Yeah, the type inference is really going backwards, but I don’t think it is all the way from the output back to the input. The real critical part of the inference is the division operator: `(/) :: Fractional a => a -> a -> a`

. There you see that the input and output types to this operation must also be fractional. That information gets propagated backwards to the input and forwards to the output.

Your function is only useful on natural number inputs that are larger than 1, otherwise it will get stuck in an infinite loop because it will miss the `harmonic 1`

base case. So limiting the input to at least instances of type `Integral`

helps prevent some bad inputs.

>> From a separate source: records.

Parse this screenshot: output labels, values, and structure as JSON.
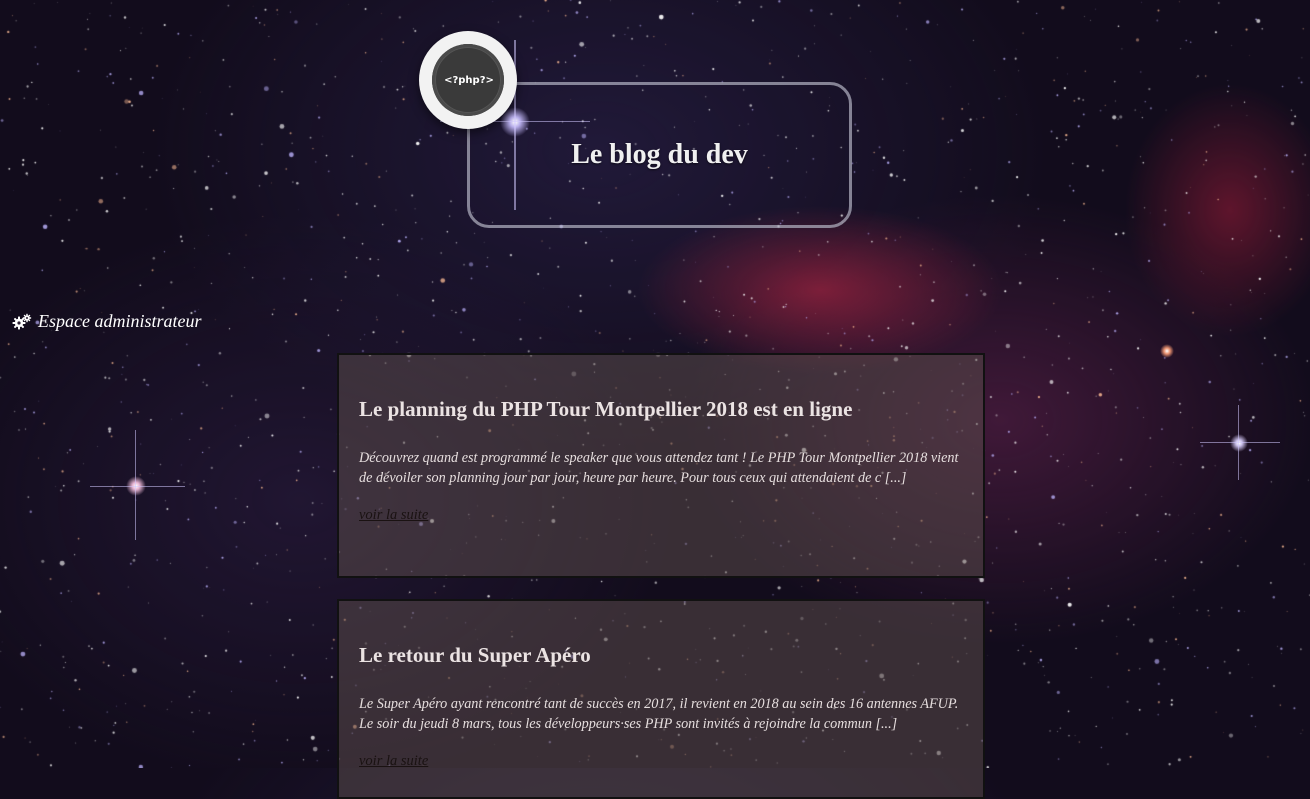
{
  "header": {
    "logo_text": "<?php?>",
    "title": "Le blog du dev"
  },
  "nav": {
    "admin_label": "Espace administrateur",
    "admin_icon": "gears-icon"
  },
  "posts": [
    {
      "title": "Le planning du PHP Tour Montpellier 2018 est en ligne",
      "excerpt": "Découvrez quand est programmé le speaker que vous attendez tant ! Le PHP Tour Montpellier 2018 vient de dévoiler son planning jour par jour, heure par heure. Pour tous ceux qui attendaient de c [...]",
      "more_label": "voir la suite"
    },
    {
      "title": "Le retour du Super Apéro",
      "excerpt": "Le Super Apéro ayant rencontré tant de succès en 2017, il revient en 2018 au sein des 16 antennes AFUP. Le soir du jeudi 8 mars, tous les développeurs·ses PHP sont invités à rejoindre la commun [...]",
      "more_label": "voir la suite"
    }
  ],
  "colors": {
    "background": "#120c1c",
    "post_background": "#5a4b4b",
    "title_border": "#b4b4c3",
    "text": "#e6dede"
  }
}
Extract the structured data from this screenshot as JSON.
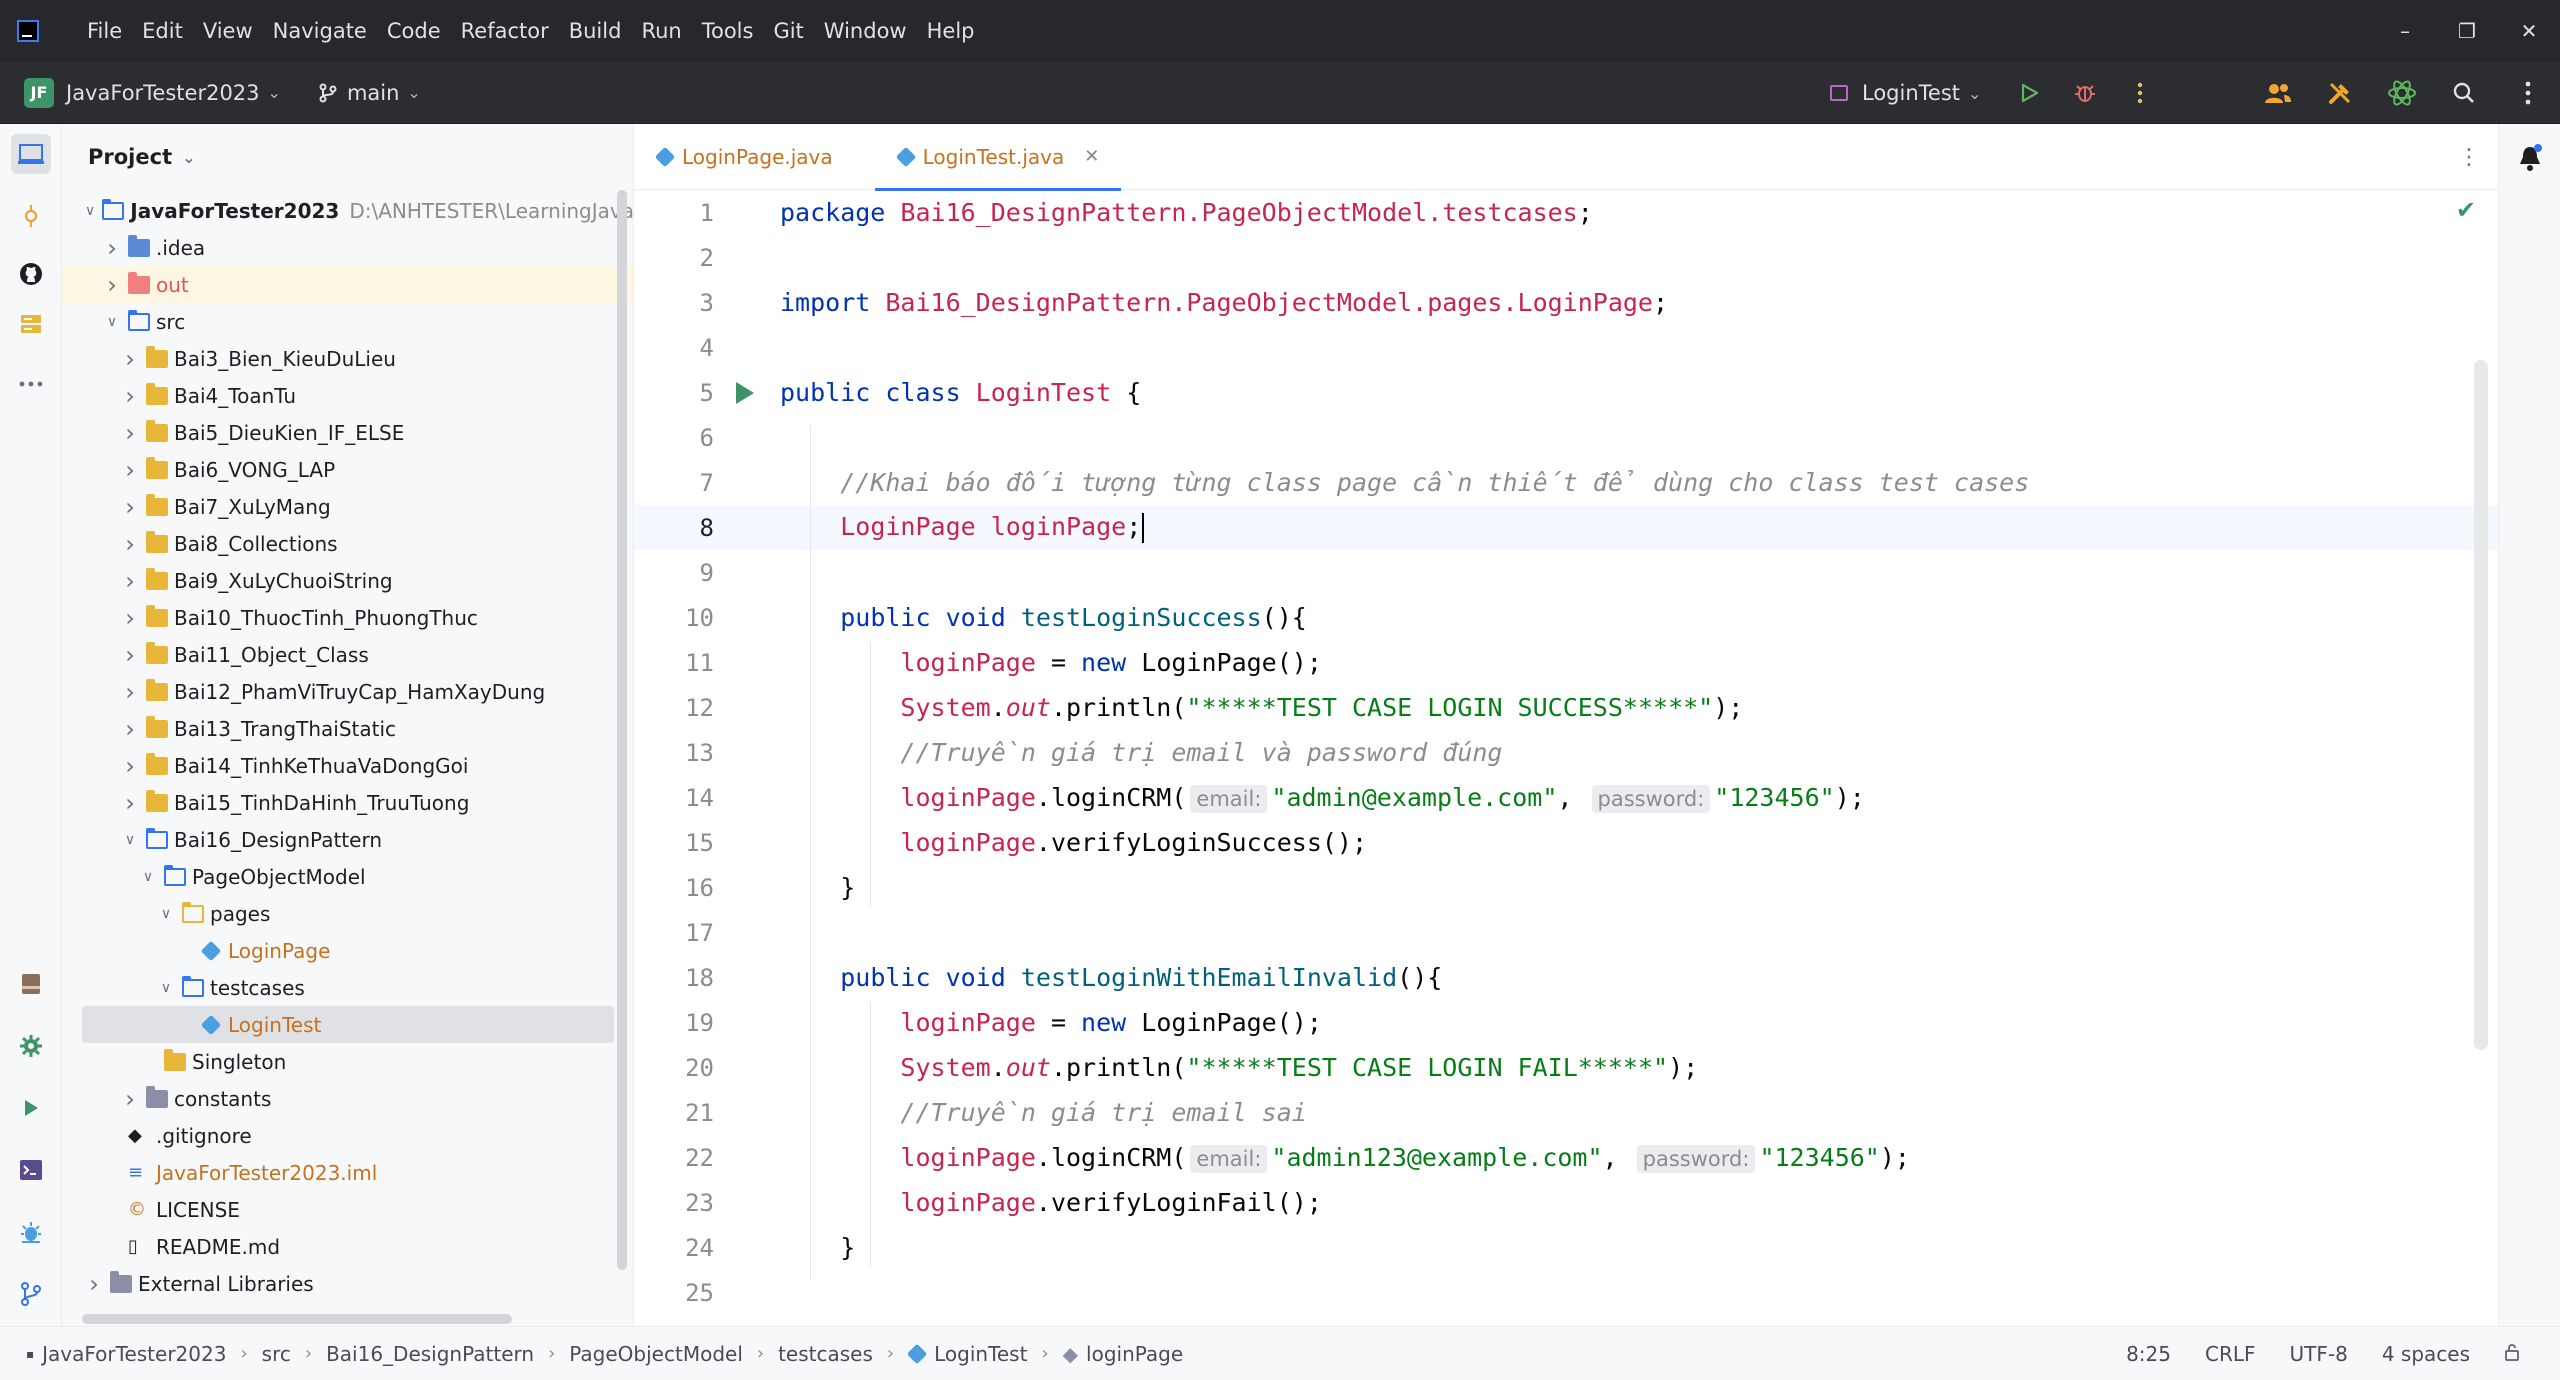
{
  "menu": [
    "File",
    "Edit",
    "View",
    "Navigate",
    "Code",
    "Refactor",
    "Build",
    "Run",
    "Tools",
    "Git",
    "Window",
    "Help"
  ],
  "toolbar": {
    "project_badge": "JF",
    "project_name": "JavaForTester2023",
    "branch": "main",
    "run_config": "LoginTest"
  },
  "project_panel": {
    "title": "Project",
    "tree": [
      {
        "label": "JavaForTester2023",
        "hint": "D:\\ANHTESTER\\LearningJava",
        "depth": 0,
        "arrow": "open",
        "icon": "module"
      },
      {
        "label": ".idea",
        "depth": 1,
        "arrow": "closed",
        "icon": "idea"
      },
      {
        "label": "out",
        "depth": 1,
        "arrow": "closed",
        "icon": "out"
      },
      {
        "label": "src",
        "depth": 1,
        "arrow": "open",
        "icon": "src"
      },
      {
        "label": "Bai3_Bien_KieuDuLieu",
        "depth": 2,
        "arrow": "closed",
        "icon": "package"
      },
      {
        "label": "Bai4_ToanTu",
        "depth": 2,
        "arrow": "closed",
        "icon": "package"
      },
      {
        "label": "Bai5_DieuKien_IF_ELSE",
        "depth": 2,
        "arrow": "closed",
        "icon": "package"
      },
      {
        "label": "Bai6_VONG_LAP",
        "depth": 2,
        "arrow": "closed",
        "icon": "package"
      },
      {
        "label": "Bai7_XuLyMang",
        "depth": 2,
        "arrow": "closed",
        "icon": "package"
      },
      {
        "label": "Bai8_Collections",
        "depth": 2,
        "arrow": "closed",
        "icon": "package"
      },
      {
        "label": "Bai9_XuLyChuoiString",
        "depth": 2,
        "arrow": "closed",
        "icon": "package"
      },
      {
        "label": "Bai10_ThuocTinh_PhuongThuc",
        "depth": 2,
        "arrow": "closed",
        "icon": "package"
      },
      {
        "label": "Bai11_Object_Class",
        "depth": 2,
        "arrow": "closed",
        "icon": "package"
      },
      {
        "label": "Bai12_PhamViTruyCap_HamXayDung",
        "depth": 2,
        "arrow": "closed",
        "icon": "package"
      },
      {
        "label": "Bai13_TrangThaiStatic",
        "depth": 2,
        "arrow": "closed",
        "icon": "package"
      },
      {
        "label": "Bai14_TinhKeThuaVaDongGoi",
        "depth": 2,
        "arrow": "closed",
        "icon": "package"
      },
      {
        "label": "Bai15_TinhDaHinh_TruuTuong",
        "depth": 2,
        "arrow": "closed",
        "icon": "package"
      },
      {
        "label": "Bai16_DesignPattern",
        "depth": 2,
        "arrow": "open",
        "icon": "package-open"
      },
      {
        "label": "PageObjectModel",
        "depth": 3,
        "arrow": "open",
        "icon": "package-open"
      },
      {
        "label": "pages",
        "depth": 4,
        "arrow": "open",
        "icon": "package-open-y"
      },
      {
        "label": "LoginPage",
        "depth": 5,
        "arrow": "none",
        "icon": "class"
      },
      {
        "label": "testcases",
        "depth": 4,
        "arrow": "open",
        "icon": "package-open"
      },
      {
        "label": "LoginTest",
        "depth": 5,
        "arrow": "none",
        "icon": "class",
        "selected": true
      },
      {
        "label": "Singleton",
        "depth": 3,
        "arrow": "none",
        "icon": "package"
      },
      {
        "label": "constants",
        "depth": 2,
        "arrow": "closed",
        "icon": "constants"
      },
      {
        "label": ".gitignore",
        "depth": 1,
        "arrow": "none",
        "icon": "gitignore"
      },
      {
        "label": "JavaForTester2023.iml",
        "depth": 1,
        "arrow": "none",
        "icon": "iml"
      },
      {
        "label": "LICENSE",
        "depth": 1,
        "arrow": "none",
        "icon": "license"
      },
      {
        "label": "README.md",
        "depth": 1,
        "arrow": "none",
        "icon": "md"
      },
      {
        "label": "External Libraries",
        "depth": 0,
        "arrow": "closed",
        "icon": "lib"
      }
    ]
  },
  "tabs": [
    {
      "label": "LoginPage.java",
      "active": false
    },
    {
      "label": "LoginTest.java",
      "active": true
    }
  ],
  "code_lines": [
    {
      "n": "1",
      "parts": [
        [
          "kw",
          "package "
        ],
        [
          "pkg",
          "Bai16_DesignPattern.PageObjectModel.testcases"
        ],
        [
          "plain",
          ";"
        ]
      ]
    },
    {
      "n": "2",
      "parts": []
    },
    {
      "n": "3",
      "parts": [
        [
          "kw",
          "import "
        ],
        [
          "pkg",
          "Bai16_DesignPattern.PageObjectModel.pages.LoginPage"
        ],
        [
          "plain",
          ";"
        ]
      ]
    },
    {
      "n": "4",
      "parts": []
    },
    {
      "n": "5",
      "parts": [
        [
          "kw",
          "public class "
        ],
        [
          "cls",
          "LoginTest"
        ],
        [
          "plain",
          " {"
        ]
      ],
      "run": true
    },
    {
      "n": "6",
      "parts": []
    },
    {
      "n": "7",
      "parts": [
        [
          "plain",
          "    "
        ],
        [
          "cmt",
          "//Khai báo đối tượng từng class page cần thiết để dùng cho class test cases"
        ]
      ]
    },
    {
      "n": "8",
      "parts": [
        [
          "plain",
          "    "
        ],
        [
          "cls",
          "LoginPage"
        ],
        [
          "plain",
          " "
        ],
        [
          "fld",
          "loginPage"
        ],
        [
          "plain",
          ";"
        ],
        [
          "caret",
          ""
        ]
      ],
      "current": true
    },
    {
      "n": "9",
      "parts": []
    },
    {
      "n": "10",
      "parts": [
        [
          "plain",
          "    "
        ],
        [
          "kw",
          "public void "
        ],
        [
          "mth",
          "testLoginSuccess"
        ],
        [
          "plain",
          "(){"
        ]
      ]
    },
    {
      "n": "11",
      "parts": [
        [
          "plain",
          "        "
        ],
        [
          "fld",
          "loginPage"
        ],
        [
          "plain",
          " = "
        ],
        [
          "kw",
          "new "
        ],
        [
          "plain",
          "LoginPage();"
        ]
      ]
    },
    {
      "n": "12",
      "parts": [
        [
          "plain",
          "        "
        ],
        [
          "cls",
          "System"
        ],
        [
          "plain",
          "."
        ],
        [
          "ital-fld",
          "out"
        ],
        [
          "plain",
          ".println("
        ],
        [
          "str",
          "\"*****TEST CASE LOGIN SUCCESS*****\""
        ],
        [
          "plain",
          ");"
        ]
      ]
    },
    {
      "n": "13",
      "parts": [
        [
          "plain",
          "        "
        ],
        [
          "cmt",
          "//Truyền giá trị email và password đúng"
        ]
      ]
    },
    {
      "n": "14",
      "parts": [
        [
          "plain",
          "        "
        ],
        [
          "fld",
          "loginPage"
        ],
        [
          "plain",
          ".loginCRM("
        ],
        [
          "hint",
          "email:"
        ],
        [
          "str",
          "\"admin@example.com\""
        ],
        [
          "plain",
          ", "
        ],
        [
          "hint",
          "password:"
        ],
        [
          "str",
          "\"123456\""
        ],
        [
          "plain",
          ");"
        ]
      ]
    },
    {
      "n": "15",
      "parts": [
        [
          "plain",
          "        "
        ],
        [
          "fld",
          "loginPage"
        ],
        [
          "plain",
          ".verifyLoginSuccess();"
        ]
      ]
    },
    {
      "n": "16",
      "parts": [
        [
          "plain",
          "    }"
        ]
      ]
    },
    {
      "n": "17",
      "parts": []
    },
    {
      "n": "18",
      "parts": [
        [
          "plain",
          "    "
        ],
        [
          "kw",
          "public void "
        ],
        [
          "mth",
          "testLoginWithEmailInvalid"
        ],
        [
          "plain",
          "(){"
        ]
      ]
    },
    {
      "n": "19",
      "parts": [
        [
          "plain",
          "        "
        ],
        [
          "fld",
          "loginPage"
        ],
        [
          "plain",
          " = "
        ],
        [
          "kw",
          "new "
        ],
        [
          "plain",
          "LoginPage();"
        ]
      ]
    },
    {
      "n": "20",
      "parts": [
        [
          "plain",
          "        "
        ],
        [
          "cls",
          "System"
        ],
        [
          "plain",
          "."
        ],
        [
          "ital-fld",
          "out"
        ],
        [
          "plain",
          ".println("
        ],
        [
          "str",
          "\"*****TEST CASE LOGIN FAIL*****\""
        ],
        [
          "plain",
          ");"
        ]
      ]
    },
    {
      "n": "21",
      "parts": [
        [
          "plain",
          "        "
        ],
        [
          "cmt",
          "//Truyền giá trị email sai"
        ]
      ]
    },
    {
      "n": "22",
      "parts": [
        [
          "plain",
          "        "
        ],
        [
          "fld",
          "loginPage"
        ],
        [
          "plain",
          ".loginCRM("
        ],
        [
          "hint",
          "email:"
        ],
        [
          "str",
          "\"admin123@example.com\""
        ],
        [
          "plain",
          ", "
        ],
        [
          "hint",
          "password:"
        ],
        [
          "str",
          "\"123456\""
        ],
        [
          "plain",
          ");"
        ]
      ]
    },
    {
      "n": "23",
      "parts": [
        [
          "plain",
          "        "
        ],
        [
          "fld",
          "loginPage"
        ],
        [
          "plain",
          ".verifyLoginFail();"
        ]
      ]
    },
    {
      "n": "24",
      "parts": [
        [
          "plain",
          "    }"
        ]
      ]
    },
    {
      "n": "25",
      "parts": []
    }
  ],
  "statusbar": {
    "breadcrumbs": [
      "JavaForTester2023",
      "src",
      "Bai16_DesignPattern",
      "PageObjectModel",
      "testcases",
      "LoginTest",
      "loginPage"
    ],
    "position": "8:25",
    "line_ending": "CRLF",
    "encoding": "UTF-8",
    "indent": "4 spaces"
  }
}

And I think it also makes sense that you can call this function with non-fractional types like `Int`

.

One disadvantage is that the `fromIntegral`

conversion between for example `Int`

and `Double`

is not completely free, so it will probably be slightly slower.

Another alternative is to make the base case stronger:

```
harmonic n
| n <= 1 = 1
| otherwise = harmonic (n - 1) + 1 / n
```

But this probably gives useless results on non-integer inputs too.

Also, I want to note that you can generalize the function by having the base case at `n = 0`

instead of `n = 1`

:

```
harmonic 0 = 0
harmonic n = harmonic (n - 1) + 1 / fromIntegral n
```

That makes it behave the same as an implementation using `sum`

:

```
harmonic n = sum [1 / fromIntegral m | m <- [1..n]]
```

Note that if `n = 0`

then the list `[1..n]`

is an empty list, so the result of the list comprehension is also an empty list and finally the sum of the empty list is 0.